Online shopping craze hits local shopkeepers hard

Sales drop, intricacies of GST forcing them to wind up

Bhanu P Lohumi

Tribune News Service

Shimla, September 14

The increasing craze for online shopping, especially among youth, coupled with demonetisation and intricacies of GST has hit shopkeepers hard as their sales have dropped by 50 per cent during the past two years.

As a fallout of this new trend, shopkeepers are winding up their establishments by renting out their premises to companies selling branded items. A large number of shopkeepers on the Mall Road are now acting as franchise of big companies or renting out their premises, while about 24 shopkeepers are waiting to wind up their business and looking for big corporate houses to hire their premises.

“There is no business, profit margins have reduced drastically and the complexities of GST has become a bane for small shop owners.
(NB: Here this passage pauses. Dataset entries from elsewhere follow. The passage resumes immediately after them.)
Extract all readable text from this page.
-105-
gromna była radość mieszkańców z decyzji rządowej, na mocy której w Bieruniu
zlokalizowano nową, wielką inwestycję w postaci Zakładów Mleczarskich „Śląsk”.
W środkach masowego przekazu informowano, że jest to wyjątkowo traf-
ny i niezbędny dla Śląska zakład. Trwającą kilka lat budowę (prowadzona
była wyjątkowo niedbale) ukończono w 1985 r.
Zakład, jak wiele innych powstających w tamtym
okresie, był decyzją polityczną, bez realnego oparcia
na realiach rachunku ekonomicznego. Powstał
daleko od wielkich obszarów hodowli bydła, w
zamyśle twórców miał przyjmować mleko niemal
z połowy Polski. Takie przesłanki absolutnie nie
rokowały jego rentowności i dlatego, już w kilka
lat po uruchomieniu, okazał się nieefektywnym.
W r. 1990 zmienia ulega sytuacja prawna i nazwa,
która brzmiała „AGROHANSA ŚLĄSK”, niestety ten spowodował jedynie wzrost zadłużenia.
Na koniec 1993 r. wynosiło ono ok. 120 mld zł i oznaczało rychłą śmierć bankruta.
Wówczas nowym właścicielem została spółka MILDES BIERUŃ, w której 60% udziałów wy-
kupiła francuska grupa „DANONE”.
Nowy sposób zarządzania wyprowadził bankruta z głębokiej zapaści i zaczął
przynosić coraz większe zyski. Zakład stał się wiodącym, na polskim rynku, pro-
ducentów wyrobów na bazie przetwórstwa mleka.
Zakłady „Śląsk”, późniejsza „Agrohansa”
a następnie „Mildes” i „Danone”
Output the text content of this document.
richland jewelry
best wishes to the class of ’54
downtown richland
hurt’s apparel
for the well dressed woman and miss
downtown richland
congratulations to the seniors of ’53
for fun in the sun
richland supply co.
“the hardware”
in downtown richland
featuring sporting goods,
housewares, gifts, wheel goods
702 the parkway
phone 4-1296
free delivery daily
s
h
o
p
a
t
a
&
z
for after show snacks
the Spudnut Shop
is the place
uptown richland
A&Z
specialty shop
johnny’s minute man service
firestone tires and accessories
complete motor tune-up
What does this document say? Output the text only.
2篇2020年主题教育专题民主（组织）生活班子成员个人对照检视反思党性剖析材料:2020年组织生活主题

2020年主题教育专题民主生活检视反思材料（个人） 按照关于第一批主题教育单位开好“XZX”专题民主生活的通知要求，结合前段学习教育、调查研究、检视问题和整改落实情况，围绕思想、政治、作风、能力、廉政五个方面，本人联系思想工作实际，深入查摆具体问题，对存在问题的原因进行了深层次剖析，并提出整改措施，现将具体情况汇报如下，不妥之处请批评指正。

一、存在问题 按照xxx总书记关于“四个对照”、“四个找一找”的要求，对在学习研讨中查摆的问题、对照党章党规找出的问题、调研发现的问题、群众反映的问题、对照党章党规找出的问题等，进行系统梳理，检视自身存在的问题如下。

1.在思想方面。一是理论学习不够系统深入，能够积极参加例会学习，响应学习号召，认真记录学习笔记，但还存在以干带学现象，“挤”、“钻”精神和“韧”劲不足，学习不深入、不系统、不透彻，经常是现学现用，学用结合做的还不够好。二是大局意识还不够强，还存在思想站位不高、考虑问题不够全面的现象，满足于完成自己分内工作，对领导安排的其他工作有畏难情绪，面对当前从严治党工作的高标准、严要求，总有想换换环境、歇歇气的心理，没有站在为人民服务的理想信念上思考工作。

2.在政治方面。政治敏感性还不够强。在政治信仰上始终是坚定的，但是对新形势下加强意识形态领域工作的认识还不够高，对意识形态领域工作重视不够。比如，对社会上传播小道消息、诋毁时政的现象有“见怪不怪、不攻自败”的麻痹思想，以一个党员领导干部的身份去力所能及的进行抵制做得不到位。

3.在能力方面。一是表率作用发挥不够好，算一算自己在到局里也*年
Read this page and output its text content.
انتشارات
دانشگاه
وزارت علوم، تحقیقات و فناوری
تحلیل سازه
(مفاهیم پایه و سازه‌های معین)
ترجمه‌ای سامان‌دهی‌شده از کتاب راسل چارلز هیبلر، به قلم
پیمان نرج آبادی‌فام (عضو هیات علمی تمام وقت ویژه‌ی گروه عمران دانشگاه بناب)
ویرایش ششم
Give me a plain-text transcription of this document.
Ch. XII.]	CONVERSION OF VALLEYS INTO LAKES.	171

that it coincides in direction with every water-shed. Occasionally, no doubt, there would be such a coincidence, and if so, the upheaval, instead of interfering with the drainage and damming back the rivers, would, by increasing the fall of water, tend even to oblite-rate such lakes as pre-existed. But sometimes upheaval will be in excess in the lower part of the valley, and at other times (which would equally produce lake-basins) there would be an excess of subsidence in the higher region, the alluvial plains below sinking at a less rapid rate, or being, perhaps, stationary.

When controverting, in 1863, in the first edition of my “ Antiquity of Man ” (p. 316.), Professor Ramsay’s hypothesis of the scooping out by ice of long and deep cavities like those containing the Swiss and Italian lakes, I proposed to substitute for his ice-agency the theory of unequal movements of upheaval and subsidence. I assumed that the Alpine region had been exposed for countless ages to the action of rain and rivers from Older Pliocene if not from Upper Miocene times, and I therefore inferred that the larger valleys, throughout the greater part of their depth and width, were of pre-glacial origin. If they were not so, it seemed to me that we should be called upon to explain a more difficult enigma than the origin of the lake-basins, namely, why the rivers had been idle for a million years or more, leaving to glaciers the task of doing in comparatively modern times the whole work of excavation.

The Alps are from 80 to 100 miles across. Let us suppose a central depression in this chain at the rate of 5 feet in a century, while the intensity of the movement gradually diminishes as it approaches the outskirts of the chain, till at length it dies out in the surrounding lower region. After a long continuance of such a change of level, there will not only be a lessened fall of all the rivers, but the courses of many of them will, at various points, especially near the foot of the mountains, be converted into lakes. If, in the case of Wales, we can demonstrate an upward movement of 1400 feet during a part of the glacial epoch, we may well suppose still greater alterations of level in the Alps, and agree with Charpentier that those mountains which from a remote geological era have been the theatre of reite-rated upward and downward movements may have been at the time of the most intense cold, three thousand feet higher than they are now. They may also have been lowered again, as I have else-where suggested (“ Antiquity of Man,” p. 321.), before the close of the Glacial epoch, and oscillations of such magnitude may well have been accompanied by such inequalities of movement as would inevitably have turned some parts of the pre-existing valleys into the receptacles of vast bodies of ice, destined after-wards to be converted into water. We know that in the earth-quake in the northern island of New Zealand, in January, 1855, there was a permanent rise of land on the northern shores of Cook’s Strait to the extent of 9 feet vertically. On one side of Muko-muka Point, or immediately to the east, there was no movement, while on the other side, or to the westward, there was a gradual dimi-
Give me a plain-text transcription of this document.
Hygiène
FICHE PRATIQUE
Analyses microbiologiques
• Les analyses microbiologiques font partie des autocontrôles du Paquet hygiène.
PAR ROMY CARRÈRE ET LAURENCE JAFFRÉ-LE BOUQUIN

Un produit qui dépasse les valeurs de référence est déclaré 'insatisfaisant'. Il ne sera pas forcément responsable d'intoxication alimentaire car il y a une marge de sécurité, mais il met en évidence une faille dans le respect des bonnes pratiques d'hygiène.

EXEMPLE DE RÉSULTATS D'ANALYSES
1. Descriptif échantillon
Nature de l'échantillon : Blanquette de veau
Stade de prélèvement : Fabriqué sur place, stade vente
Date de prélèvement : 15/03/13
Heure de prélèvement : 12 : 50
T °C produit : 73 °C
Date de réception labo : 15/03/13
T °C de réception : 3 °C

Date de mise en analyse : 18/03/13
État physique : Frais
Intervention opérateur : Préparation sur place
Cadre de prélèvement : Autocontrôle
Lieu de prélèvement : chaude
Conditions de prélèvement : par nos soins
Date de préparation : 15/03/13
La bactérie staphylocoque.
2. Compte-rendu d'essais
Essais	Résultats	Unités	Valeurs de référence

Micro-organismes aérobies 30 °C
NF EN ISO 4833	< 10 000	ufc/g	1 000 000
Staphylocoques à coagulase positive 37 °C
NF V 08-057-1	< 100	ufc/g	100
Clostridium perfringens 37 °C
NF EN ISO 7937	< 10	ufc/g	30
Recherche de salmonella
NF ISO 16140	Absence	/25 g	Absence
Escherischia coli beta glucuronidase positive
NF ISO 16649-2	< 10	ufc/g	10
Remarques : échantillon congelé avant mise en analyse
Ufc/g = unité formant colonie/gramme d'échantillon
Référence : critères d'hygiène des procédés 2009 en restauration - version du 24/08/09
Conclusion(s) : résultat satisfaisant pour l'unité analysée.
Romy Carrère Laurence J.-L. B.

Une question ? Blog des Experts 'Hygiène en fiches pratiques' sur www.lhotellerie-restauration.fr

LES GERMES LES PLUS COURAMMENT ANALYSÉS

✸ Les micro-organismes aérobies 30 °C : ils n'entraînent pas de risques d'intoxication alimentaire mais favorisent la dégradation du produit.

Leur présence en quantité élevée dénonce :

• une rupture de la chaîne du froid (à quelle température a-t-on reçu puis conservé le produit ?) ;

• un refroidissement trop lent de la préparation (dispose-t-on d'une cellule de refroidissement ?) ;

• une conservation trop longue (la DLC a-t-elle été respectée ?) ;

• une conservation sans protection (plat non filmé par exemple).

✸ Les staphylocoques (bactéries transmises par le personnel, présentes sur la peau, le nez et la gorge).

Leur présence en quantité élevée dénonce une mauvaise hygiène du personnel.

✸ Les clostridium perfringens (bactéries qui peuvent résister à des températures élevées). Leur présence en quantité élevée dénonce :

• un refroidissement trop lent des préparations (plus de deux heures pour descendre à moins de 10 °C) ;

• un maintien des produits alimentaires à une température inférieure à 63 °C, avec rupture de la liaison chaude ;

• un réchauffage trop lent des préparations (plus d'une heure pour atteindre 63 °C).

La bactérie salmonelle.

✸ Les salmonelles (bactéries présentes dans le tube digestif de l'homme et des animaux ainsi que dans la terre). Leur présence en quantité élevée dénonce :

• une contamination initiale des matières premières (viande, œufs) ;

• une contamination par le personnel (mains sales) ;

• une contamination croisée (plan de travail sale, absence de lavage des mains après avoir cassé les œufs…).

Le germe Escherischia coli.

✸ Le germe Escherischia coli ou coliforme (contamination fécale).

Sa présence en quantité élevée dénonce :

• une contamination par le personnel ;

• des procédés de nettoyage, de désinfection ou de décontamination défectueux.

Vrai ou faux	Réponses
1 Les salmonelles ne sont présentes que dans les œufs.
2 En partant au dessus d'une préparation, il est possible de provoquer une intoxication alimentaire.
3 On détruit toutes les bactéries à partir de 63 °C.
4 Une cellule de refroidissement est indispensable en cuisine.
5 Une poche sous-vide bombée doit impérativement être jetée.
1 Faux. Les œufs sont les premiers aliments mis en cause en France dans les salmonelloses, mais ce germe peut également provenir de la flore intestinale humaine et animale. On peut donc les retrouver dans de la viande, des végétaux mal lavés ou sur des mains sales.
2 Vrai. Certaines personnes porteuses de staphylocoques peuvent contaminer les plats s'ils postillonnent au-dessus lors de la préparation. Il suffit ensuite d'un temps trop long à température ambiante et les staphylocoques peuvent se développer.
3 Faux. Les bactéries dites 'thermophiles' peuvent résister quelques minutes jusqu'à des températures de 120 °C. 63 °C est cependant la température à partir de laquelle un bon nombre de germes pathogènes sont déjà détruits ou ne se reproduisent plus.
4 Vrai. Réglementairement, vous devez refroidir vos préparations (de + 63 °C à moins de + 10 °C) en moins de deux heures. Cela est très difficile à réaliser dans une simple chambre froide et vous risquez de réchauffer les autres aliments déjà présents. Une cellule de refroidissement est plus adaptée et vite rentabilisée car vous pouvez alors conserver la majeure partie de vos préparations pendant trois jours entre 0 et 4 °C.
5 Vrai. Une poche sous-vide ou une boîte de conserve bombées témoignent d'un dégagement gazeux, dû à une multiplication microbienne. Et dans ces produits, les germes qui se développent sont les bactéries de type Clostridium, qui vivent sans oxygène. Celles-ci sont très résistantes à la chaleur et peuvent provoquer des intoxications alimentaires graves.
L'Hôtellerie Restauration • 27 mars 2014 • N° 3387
The lack of parking facility is driving people to shop on the outskirts. Renting shops to big companies is a much better alternative,” Inderjeet Singh, president, Veopar Mandal Shimla, said.

“We have to pay overhead expenditures on employees, rent and payment of electricity water and other maintenance charges. We cannot match the huge discounts offered by online shopping sites which are attracting customers who are getting cheaper goods at their doorsteps. Online shopping is thriving at the cost of local businessmen,” he added.

“The situation has become so pathetic that even reputed shopkeepers are selling their goods on Sunday roadside markets. Adding salt to their wounds, food melas are organised during tourist season in which goods other then food items are being sold,” Inderjeet said.

The complexities of GST had forced small shopkeepers to close their business. The cost of Chartered Accountants and employees had increased financial burden while natural calamities, water crisis and frequent traffic disruption due to the four-laning of the Shimla-Kalka National Highway had further added to the woes of shopkeepers,” Amit Sood, a local businessman, said.

“The tourist season has reduced and the business has gone down by 50-60 per cent which has also hit the local markets as with reduced tourist implies reduced cash flow and even the buying capacity of locals, especially hoteliers, has been affected,” said MK Seth, president of the Tourism Industry Stakeholders Association.

Earlier, there was no VAT or GST on online sales, but bow the government has imposed 5 per cent tax on such sales, but it had not helped the local businessmen who are paying GST ranging between zero per cent and 28 per cent and absorbed in maintaining comprehensive accounts through a complicated process.